The death of George Floyd on May 25, 2020, sparked protests around the world. Video footage of Chauvin kneeling on Floyd’s neck even as he cried “I can’t breathe” circulated the internet, and the footage was used in Chauvin’s trial. “I can’t breathe” became a rallying cry as protestors flooded the streets, demanding justice over his death.

Chauvin was convicted of second-degree unintentional murder, third-degree murder and second-degree manslaughter in April 2021. He is currently serving a 22 1/2-year sentence for that conviction.

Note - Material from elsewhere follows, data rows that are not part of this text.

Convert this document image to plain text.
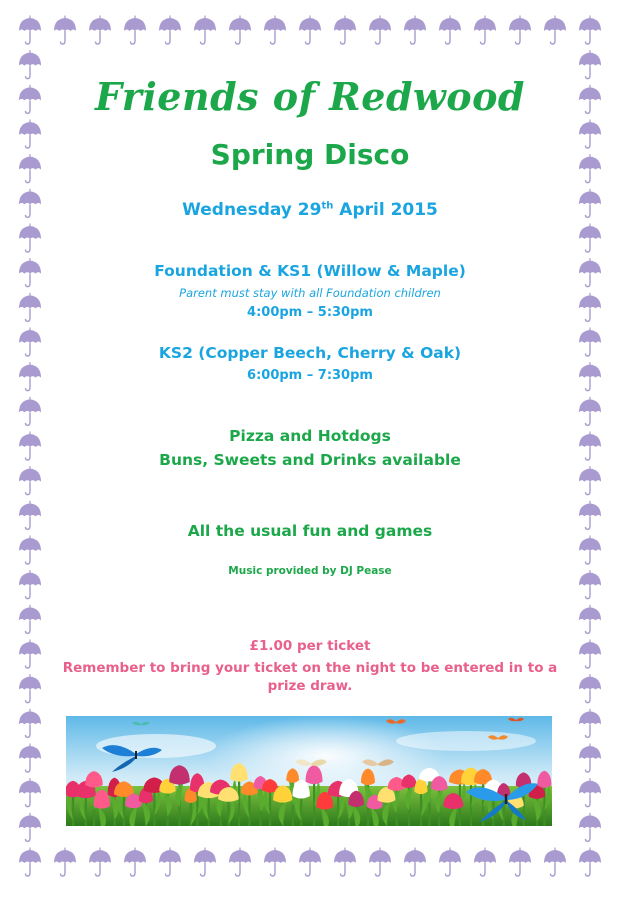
Friends of Redwood
Spring Disco
Wednesday 29th April 2015
Foundation & KS1 (Willow & Maple)
Parent must stay with all Foundation children
4:00pm – 5:30pm
KS2 (Copper Beech, Cherry & Oak)
6:00pm – 7:30pm
Pizza and Hotdogs
Buns, Sweets and Drinks available
All the usual fun and games
Music provided by DJ Pease
£1.00 per ticket
Remember to bring your ticket on the night to be entered in to a
prize draw.
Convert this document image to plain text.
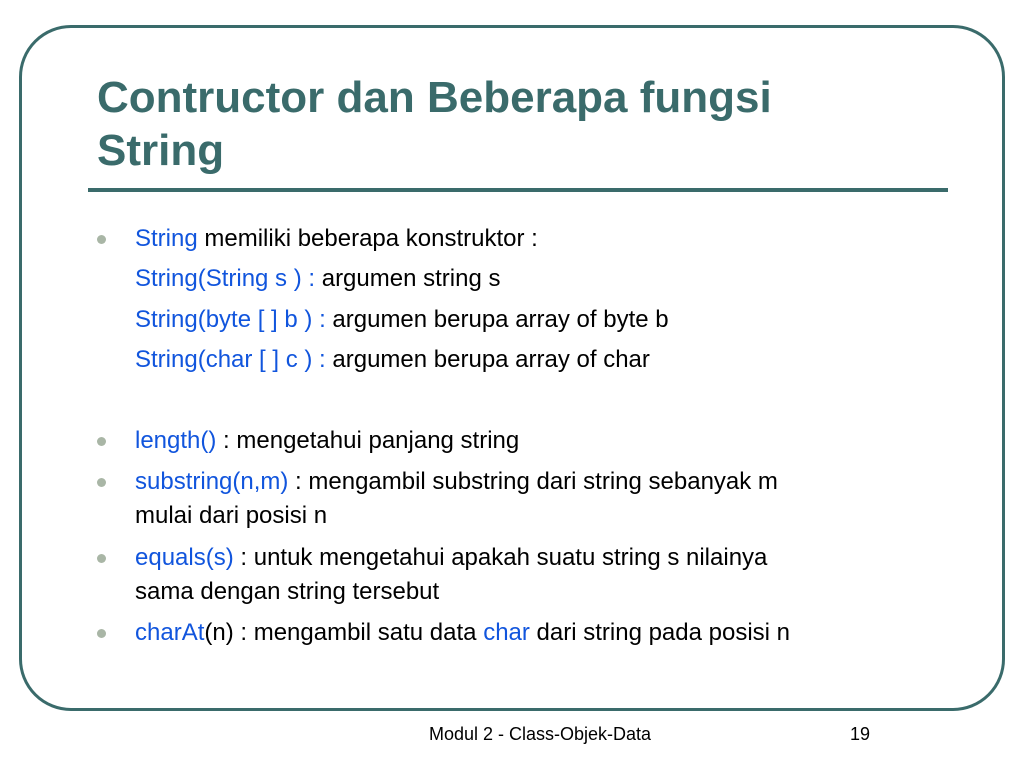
Contructor dan Beberapa fungsi
String
String memiliki beberapa konstruktor :
String(String s ) : argumen string s
String(byte [ ] b ) : argumen berupa array of byte b
String(char [ ] c ) : argumen berupa array of char
length() : mengetahui panjang string
substring(n,m) : mengambil substring dari string sebanyak m
mulai dari posisi n
equals(s) : untuk mengetahui apakah suatu string s nilainya
sama dengan string tersebut
charAt(n) : mengambil satu data char dari string pada posisi n
Modul 2 - Class-Objek-Data	19
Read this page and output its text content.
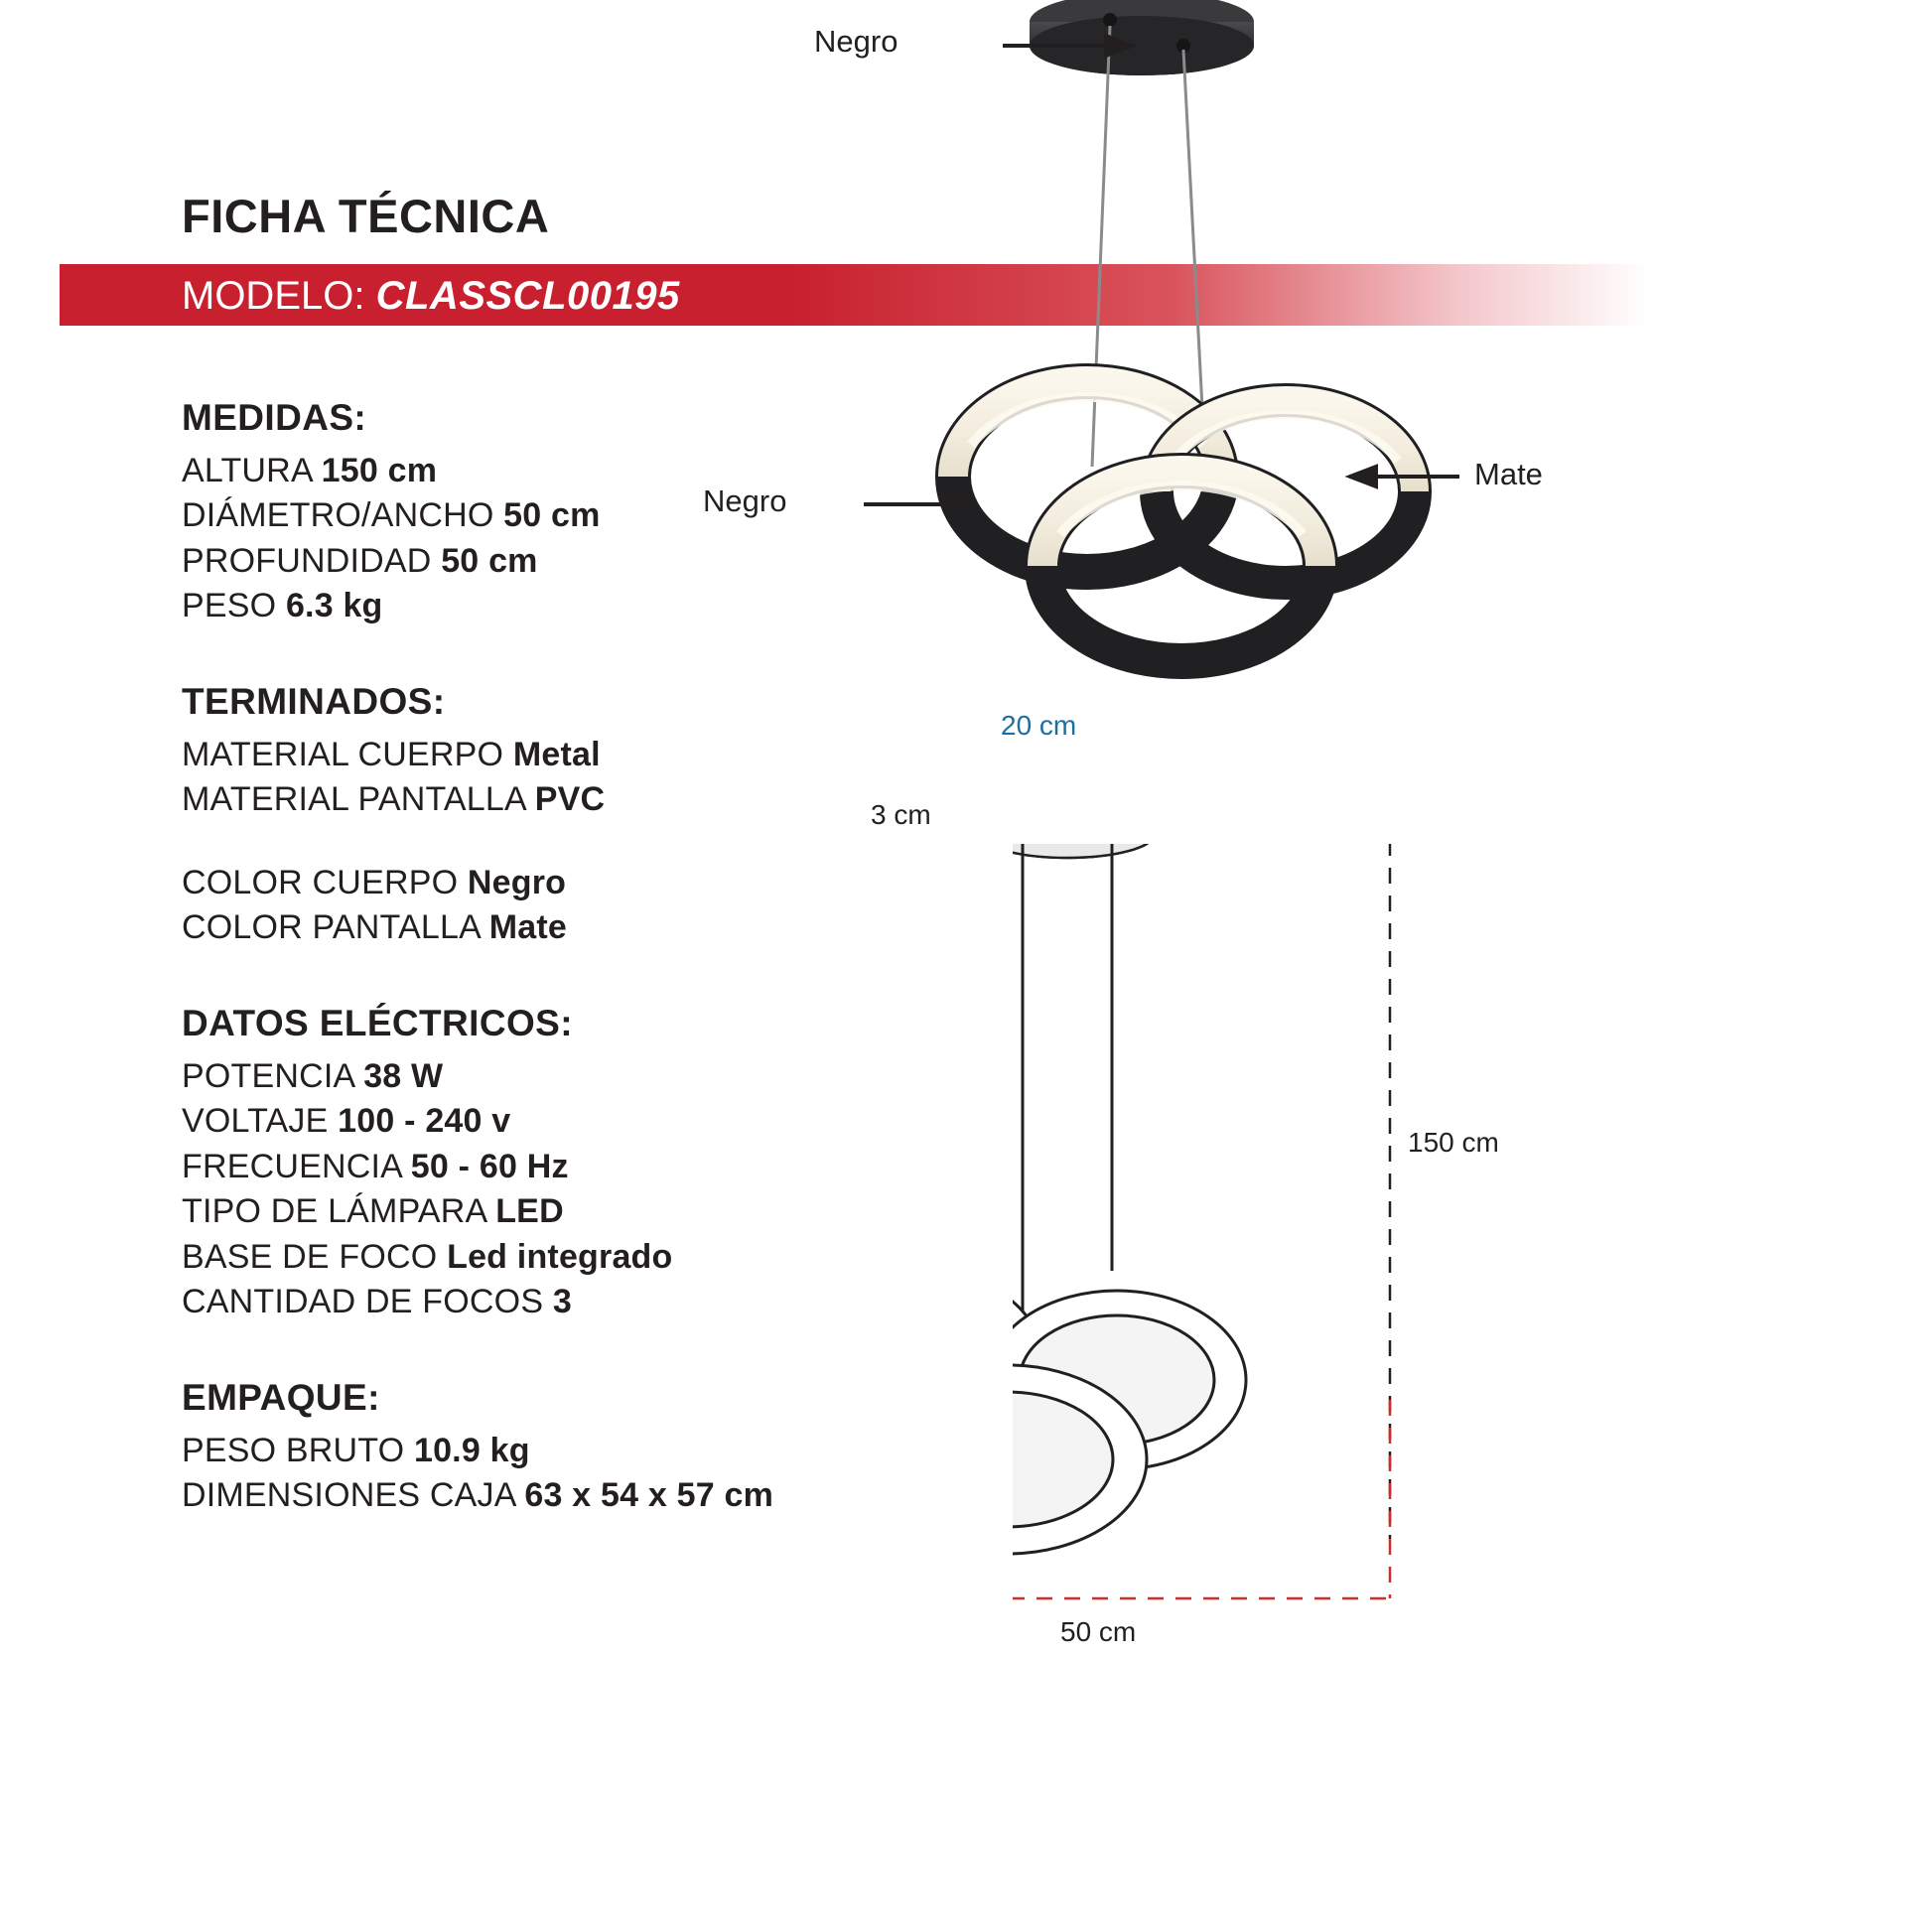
FICHA TÉCNICA
MODELO: CLASSCL00195
MEDIDAS:
ALTURA 150 cm
DIÁMETRO/ANCHO 50 cm
PROFUNDIDAD 50 cm
PESO 6.3 kg
TERMINADOS:
MATERIAL CUERPO Metal
MATERIAL PANTALLA PVC

COLOR CUERPO Negro
COLOR PANTALLA Mate
DATOS ELÉCTRICOS:
POTENCIA 38 W
VOLTAJE 100 - 240 v
FRECUENCIA 50 - 60 Hz
TIPO DE LÁMPARA LED
BASE DE FOCO Led integrado
CANTIDAD DE FOCOS 3
EMPAQUE:
PESO BRUTO 10.9 kg
DIMENSIONES CAJA 63 x 54 x 57 cm
Negro
Negro
Mate
20 cm
3 cm
150 cm
50 cm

Judge Peter Cahill wrote in a memorandum that Chauvin’s sentence was harsher than the state’s guidelines of 10 to 15 years because he “abused his position of trust and authority” and treated Floyd “without respect and denied him the dignity owed to all human beings.”

Chauvin later pleaded guilty to federal charges of violating Floyd’s civil rights. He was sentenced to 21 years in prison, set to run concurrently with his state sentence.